This lecture focuses on the notion of modernity, as conceptualised by European scholars in the seventeenth and eighteenth century, through the lens of material and visual culture in everyday life. It first argues that the rhetoric of modernity relied on science and technology, in particular on the role they played in making European colonial projects possible.
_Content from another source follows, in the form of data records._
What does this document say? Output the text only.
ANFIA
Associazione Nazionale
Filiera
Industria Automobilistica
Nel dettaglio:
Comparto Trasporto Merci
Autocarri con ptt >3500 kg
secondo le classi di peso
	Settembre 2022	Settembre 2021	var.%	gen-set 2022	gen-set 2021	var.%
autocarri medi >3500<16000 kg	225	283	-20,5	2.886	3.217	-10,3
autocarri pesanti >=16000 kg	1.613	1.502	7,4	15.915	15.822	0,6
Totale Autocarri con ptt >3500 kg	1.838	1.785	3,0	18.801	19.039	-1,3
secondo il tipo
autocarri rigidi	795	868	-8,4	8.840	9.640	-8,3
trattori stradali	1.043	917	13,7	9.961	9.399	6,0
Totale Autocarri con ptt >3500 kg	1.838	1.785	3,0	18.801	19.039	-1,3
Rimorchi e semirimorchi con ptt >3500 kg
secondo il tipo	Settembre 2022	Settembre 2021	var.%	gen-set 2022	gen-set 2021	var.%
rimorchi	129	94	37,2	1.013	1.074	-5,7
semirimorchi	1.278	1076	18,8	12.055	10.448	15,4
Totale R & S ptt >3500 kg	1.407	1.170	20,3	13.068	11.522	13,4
It then proceeds to examine how such rhetoric spread across the European elites through scientific texts, toys, and educational pastimes that normalised notions of European dominance over the world.
Speaker:
Paola Bertucci is a professor in the Department of History and in the History of Science and Medicine Program at Yale University. Her research focuses on science, technology, and medicine in the seventeenth and eighteenth centuries, mostly in Europe. She is the author of Artisanal Enlightenment:Science and the Mechanical Arts in Old Regime France (Yale University Press, 2017), which looks at the Enlightenment from the perspective of learned artisans and argues for the centrality of the mechanical arts in French colonial and commercial projects. Artisanal Enlightenment was awarded the 2019 Louis Gottschalk from ASECS. Her most recent book, In the Land of Marvels. Science, Fabricated Realities, and Industrial Espionage in the Age of the Grand Tour (Johns Hopkins University Press, 2023) examines the relationship between eighteenth-century science and information cultures through the lens a medical controversy and its life on the printed page. In the Land of Marvels received the 2025 Paul Bunge prize for best book on the history of scientific instruments. She is the president of the American Society for Eighteenth-Century Studies.